All too often, network management is only used when you have a problem. When the network management station starts flashing red icons, you know you have an issue to deal with.

Fault management should let you detect problems before your users do, identify what these are, what effect they will have on your network and help you pinpoint the causes. Before they can be of any use, though, you have some housekeeping to do.

Baseline
How does your network operate when all is well? (see also the Performance Management feature). You need to know, for example, at what level broadcasts stop being a normal occurrence and start to show something serious is wrong. If you don’t know what is right, how can you tell what is wrong?

You must - this cannot be overstressed - have up-to-date topology diagrams, configurations and addressing schemes. All too often problems take much longer to fault-find than they should because the documentation isn’t right.

Watching for trouble
You need an automated system to receive SNMP traps and proactively poll for erroneous conditions. But you need to tune the information you get so that you don’t get swamped by non-issues, or receive too many duplicates. There’s no point getting multiple alarms for unresponsiveness for all the LAN interfaces on a remote site router, when it’s the WAN connection to it that’s failed.

You’ll need some form of correlation engine within your management platform to do this and it’s worth finding out just how good they are at this job before you spend a lot of money. At the higher end of the complexity (and monetary) scale, network elements will be translated to business workgroups, and the effect on users, taking into account levels of redundancy, relative importance, and even time of day. This gives you a better idea of how important, in the overall scheme of things, this failure is to your business.

If you can trust your network devices to send alerts, then you won’t have to proactively poll so often, which will let you reduce management traffic. There are two issues here — if a device fails completely, it probably won’t be able to trap to tell you and how do you know you’re receiving all the traps?

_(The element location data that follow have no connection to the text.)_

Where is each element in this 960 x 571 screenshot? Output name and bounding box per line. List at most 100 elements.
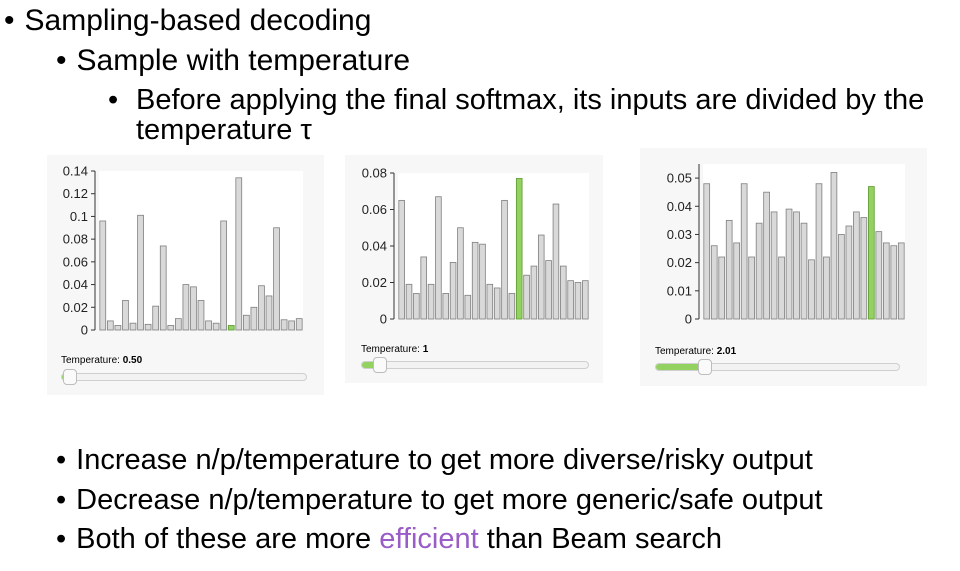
bar [457, 227, 464, 320]
bar [860, 217, 868, 320]
bullet-dot: • [56, 444, 67, 476]
bullet-dot: • [4, 4, 15, 37]
y-tick-label: 0.14 [63, 164, 88, 179]
bar [815, 183, 823, 320]
bullet-efficiency: • Both of these are more efficient than B… [56, 523, 722, 556]
temperature-chart-panel-3: 0 0.01 0.02 0.03 0.04 0.05 Temperature: 2.01 [640, 148, 927, 386]
bar [99, 220, 107, 331]
y-tick-label: 0.01 [667, 283, 692, 298]
bar [427, 283, 435, 320]
bullet-sampling-based-decoding: • Sampling-based decoding [4, 4, 371, 38]
temperature-value: 0.50 [122, 355, 143, 366]
bullet-text: Sample with temperature [76, 44, 411, 77]
bar [129, 322, 137, 331]
bar [718, 256, 726, 320]
temperature-value: 1 [422, 344, 429, 355]
y-tick-label: 0 [380, 312, 387, 327]
y-tick-label: 0.08 [63, 232, 88, 247]
bar [405, 283, 413, 320]
temperature-slider[interactable] [61, 369, 307, 385]
bar [785, 208, 793, 320]
bar [197, 300, 205, 331]
bullet-increase-temperature: • Increase n/p/temperature to get more di… [56, 444, 813, 477]
bar [212, 322, 220, 331]
temperature-slider[interactable] [361, 357, 589, 373]
bar [288, 320, 296, 331]
bar [523, 274, 530, 320]
y-tick-label: 0.05 [667, 171, 692, 186]
bar [808, 259, 815, 320]
slider-handle[interactable] [63, 369, 77, 385]
bar [545, 260, 552, 320]
bar [582, 280, 589, 320]
bar [220, 220, 228, 331]
bar [574, 282, 582, 320]
y-tick-label: 0.04 [362, 239, 387, 254]
y-tick-label: 0.02 [667, 255, 692, 270]
bar-highlighted [515, 178, 523, 320]
bar [258, 285, 265, 331]
bar [190, 286, 197, 331]
bar [552, 203, 560, 320]
bar [493, 287, 501, 320]
bar [778, 256, 785, 320]
bar [137, 214, 144, 331]
temperature-slider[interactable] [655, 359, 900, 375]
bar [838, 234, 845, 320]
bar [703, 183, 711, 320]
bar [471, 241, 479, 320]
bar [420, 256, 427, 320]
y-tick-label: 0.08 [362, 166, 387, 181]
bullet-text: Decrease n/p/temperature to get more gen… [76, 484, 823, 516]
y-tick-label: 0 [81, 323, 88, 338]
highlighted-word: efficient [379, 523, 479, 555]
bar [479, 243, 486, 320]
bar-highlighted [868, 186, 875, 320]
bar [265, 295, 273, 331]
bullet-sample-with-temperature: • Sample with temperature [56, 44, 410, 78]
bar [560, 265, 567, 320]
bar [725, 219, 733, 320]
bar [882, 242, 890, 320]
bar [273, 227, 280, 331]
bar [830, 172, 838, 320]
bar [106, 320, 114, 331]
bar [250, 306, 258, 331]
bullet-text-pre: Both of these are more [76, 523, 380, 555]
temperature-label: Temperature: 1 [361, 344, 428, 355]
bar [897, 242, 905, 320]
y-tick-label: 0.04 [63, 277, 88, 292]
bar [486, 283, 494, 320]
bullet-dot: • [56, 484, 67, 516]
bar-highlighted [227, 325, 235, 331]
y-tick-label: 0 [685, 312, 692, 327]
temperature-chart-panel-2: 0 0.02 0.04 0.06 0.08 Temperature: 1 [345, 155, 603, 383]
bar [845, 225, 853, 320]
bar [793, 211, 800, 320]
slider-handle[interactable] [698, 359, 712, 375]
bullet-text: Before applying the final softmax, its i… [136, 84, 925, 146]
bar [413, 293, 420, 320]
bullet-dot: • [56, 523, 67, 555]
bar-chart-svg: 0 0.02 0.04 0.06 0.08 [362, 166, 589, 327]
bar [567, 280, 574, 320]
bullet-decrease-temperature: • Decrease n/p/temperature to get more ge… [56, 484, 823, 517]
bar [235, 177, 243, 331]
y-tick-label: 0.06 [63, 254, 88, 269]
bar [449, 262, 457, 320]
bar [823, 256, 830, 320]
bar [530, 265, 538, 320]
bar [122, 300, 129, 331]
slider-handle[interactable] [373, 357, 388, 373]
y-tick-label: 0.1 [70, 209, 88, 224]
temperature-label-text: Temperature: [361, 344, 420, 355]
bar [755, 222, 763, 320]
bar [280, 319, 288, 331]
temperature-label-text: Temperature: [61, 355, 120, 366]
bar [853, 211, 860, 320]
temperature-label: Temperature: 0.50 [61, 355, 142, 366]
bar [508, 293, 516, 320]
slider-fill [656, 364, 705, 370]
bar [242, 314, 250, 331]
bar [167, 325, 175, 331]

The first is solved by availability polling, which you can’t really get away from. The second can be dealt with by using SNMPv2c (or v3) which can use a new operation known as an inform, rather than a trap. Informs require the receiving device to send an acknowledgement, so they can resend if necessary to provide a more guaranteed delivery service.

You should have NTP enabled across your devices to make sure that alerts, alarms and debug information can be tied together - even a few second’s difference can make tracking down a problem across multiple switches or routers an impossible task.

Security Implications
Bearing in mind that SNMP is capable of setting parameters as well as getting them, it’s not a good idea to leave your network devices open to all SNMP traffic. Even if all a rogue station does is read SNMP settings, you can gain a wealth of useful hacking information by doing an SNMP walk through a router’s MIB tree. Obviously letting anything set parameters via SNMP could be a major disaster. You should, as a minimum, use access lists to ensure SNMP traffic is only allowed to and from your specified management stations. SNMPv3 adds security in terms of authentication, albeit pretty basic, but in fact the majority of network management applications and platforms still don’t support v3, so you may not have this option.

When you know what the problem is, and the user impact, you can start to put either a fix, or a temporary workaround, in place to get your users up and working again - or even better, avoid an outage before it happens. You should by now have all the information you need telling you what has happened.

One point that should be obvious but somehow often gets ignored - if you have to put in a temporary workaround to get the service up and running quickly, remember to go back and do the proper fix as soon as you can. And, in the meantime, make sure the documentation is updated with any changes, no matter how temporary you think they will be.